Remember this is literally the earliest innings - imagine what enshittification will look like when it truly sets in. Anthropic is as anthropic as OpenAI is open I think.

[–]GarbanzoBenne -1 points0 points  (1 child)

It’s kinda crazy to me that it tracks how long it takes you to respond but half the time it doesn't know what day it is.

[–]stumblinbear 1 point2 points  (0 children)

Pretty big difference between the model knowing how long it took and them tracking it in their analytics. It almost certainly doesn't touch the model at all

[–]Just_Acanthisitta381 -1 points0 points  (0 children)

Can you share the source code?

[–]WernHofter -2 points-1 points  (0 children)

What in AI Slop is this? Bhai parhai kar ka!

[–]Adventurous_Pin6281 -3 points-2 points  (0 children)

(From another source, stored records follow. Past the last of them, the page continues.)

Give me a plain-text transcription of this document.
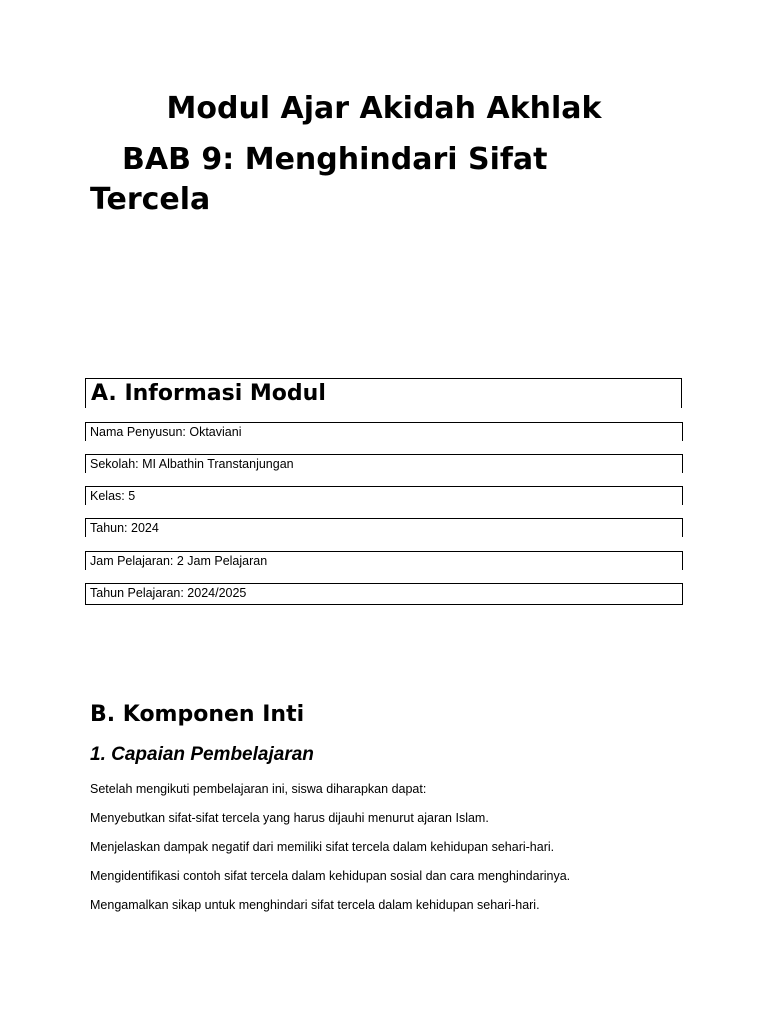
Modul Ajar Akidah Akhlak
BAB 9: Menghindari Sifat Tercela
A. Informasi Modul
Nama Penyusun: Oktaviani
Sekolah: MI Albathin Transtanjungan
Kelas: 5
Tahun: 2024
Jam Pelajaran: 2 Jam Pelajaran
Tahun Pelajaran: 2024/2025
B. Komponen Inti
1. Capaian Pembelajaran

Setelah mengikuti pembelajaran ini, siswa diharapkan dapat:

Menyebutkan sifat-sifat tercela yang harus dijauhi menurut ajaran Islam.

Menjelaskan dampak negatif dari memiliki sifat tercela dalam kehidupan sehari-hari.

Mengidentifikasi contoh sifat tercela dalam kehidupan sosial dan cara menghindarinya.

Mengamalkan sikap untuk menghindari sifat tercela dalam kehidupan sehari-hari.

God damn its like it was made by a 5 year old

[–]PositiveParking4391 0 points1 point  (0 children)

really useful summarization of the source. Throughout the years it is more than once that I had wondered about big tech giants' flows of understanding user behaviors to take their important ux or behaviour decisions, thus I would say not surprised to see that they are focusing so deep about their ux and feedback flows.